My understanding is that gun ownership was included to protect the people from from a tyranical government. And I see that that there ate those that feel it has already reached that point. I am not one of those to be clear. And I suspect it was easier back then to decypher liberal and conservative than it is today.

I don’t know that it was easier - the concepts were defined differently back then. But you are correct about the Second Amendment. The people have the right to keep and bear arms at least in part to maintain an authority apart from the federal government.

One of the principles of modern conservatism is limited government. The whole Constitution is an exercise in limited government - laying out explicitly what the federal government can do, what it cannot do, the process of amendment whereby it can be changed as to what the government can do, and the punchline of the Tenth Amendment. The Tenth Amendment says that for the government, whatever is not mandatory is forbidden. Modern liberalism fights against that, trying to bring more and more of society under the control of the federal government.

Regards,
Shodan

That’s not fair. There are both “conservative” sides of issues (abortion, gay marriage, for example) and “liberal” sides of issues (health care, guns, for example) in which greater government control/intervention is advocated.

I disagree with the first part.
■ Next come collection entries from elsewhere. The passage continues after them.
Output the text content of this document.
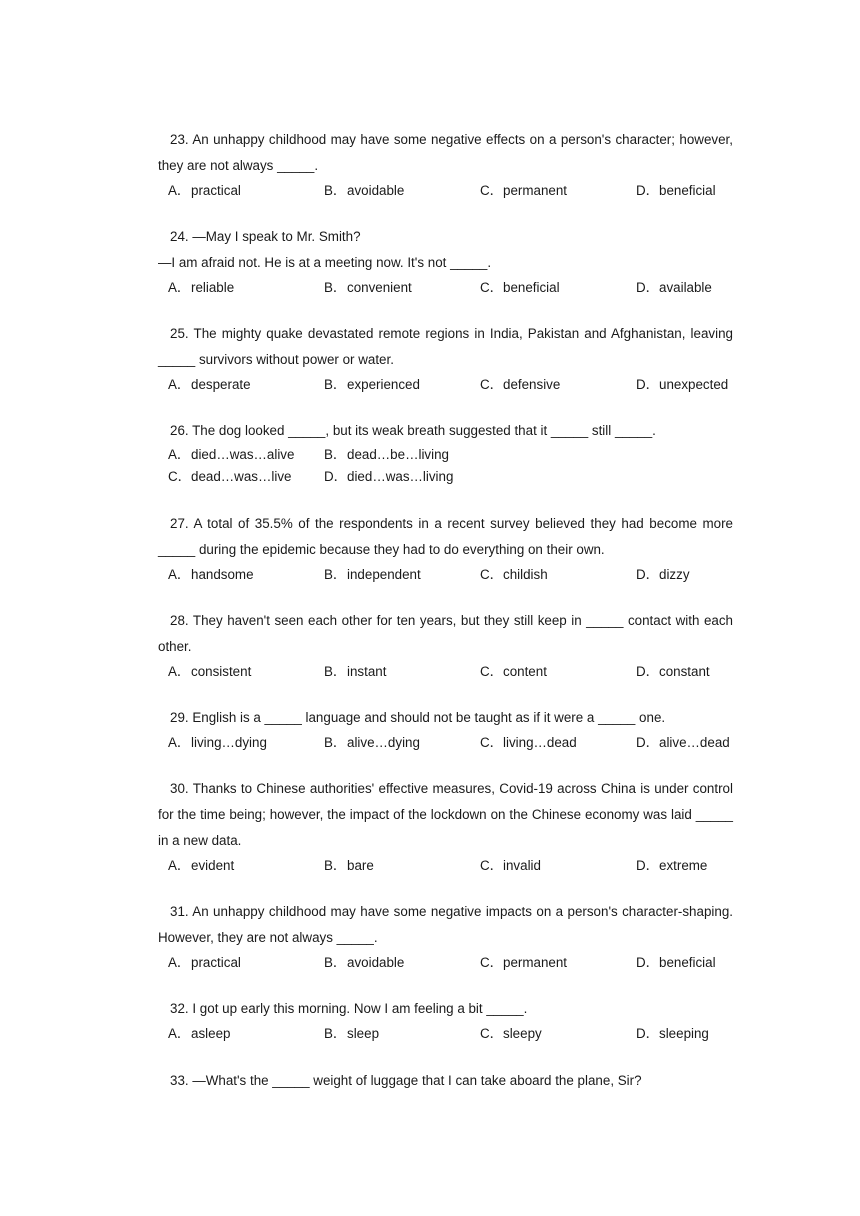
23. An unhappy childhood may have some negative effects on a person's character; however, they are not always _____.

A．practical	B．avoidable	C．permanent	D．beneficial

24. —May I speak to Mr. Smith?

—I am afraid not. He is at a meeting now. It's not _____.

A．reliable	B．convenient	C．beneficial	D．available

25. The mighty quake devastated remote regions in India, Pakistan and Afghanistan, leaving _____ survivors without power or water.

A．desperate	B．experienced	C．defensive	D．unexpected

26. The dog looked _____, but its weak breath suggested that it _____ still _____.

A．died…was…alive B．dead…be…living
C．dead…was…live D．died…was…living

27. A total of 35.5% of the respondents in a recent survey believed they had become more _____ during the epidemic because they had to do everything on their own.

A．handsome	B．independent	C．childish	D．dizzy

28. They haven't seen each other for ten years, but they still keep in _____ contact with each other.

A．consistent	B．instant	C．content	D．constant

29. English is a _____ language and should not be taught as if it were a _____ one.

A．living…dying	B．alive…dying	C．living…dead	D．alive…dead

30. Thanks to Chinese authorities' effective measures, Covid-19 across China is under control for the time being; however, the impact of the lockdown on the Chinese economy was laid _____ in a new data.

A．evident	B．bare	C．invalid	D．extreme

31. An unhappy childhood may have some negative impacts on a person's character-shaping. However, they are not always _____.

A．practical	B．avoidable	C．permanent	D．beneficial

32. I got up early this morning. Now I am feeling a bit _____.

A．asleep	B．sleep	C．sleepy	D．sleeping

33. —What's the _____ weight of luggage that I can take aboard the plane, Sir?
Conservatives argue that the issues of gay marriage and abortion should be left in the hands of the people to decide: whether to make either or both legal, legal in some circumstances, or illegal in all circumstances.

Liberals advocate “big government” solutions to both, to wit, that the federal government, by judicial decree, remove that decision from the states and the people by ordering that both be legal.

Should a state make either of those illegal, it would certainly be a governmental restriction. However, conservatism is not anarchy. If abortion is indeed the taking of a human life, then all people would agree that a government should ban it.

Gay marriage is a different beast. As Thomas said in dissent, to construe that as a “liberty” is a different definition of that word. Liberty has historically meant the freedom to do a certain thing or the right to be left alone while doing it. Gay marriage proponents ask for a positive grant of authority, stamp of approval, and entitlement to certain benefits from the government.

It is not merely being left alone to do what one wants in his home or business. It is the demand to go to the county courthouse and require an agent of the government to issue a government approved license to conduct a certain activity. That is different than saying to just leave me alone and let me carry my gun, or leave me alone and let me buy or not buy health care at my discretion.

Are there other issues, ones on which conservatives want Federal control and liberals are okay with state control?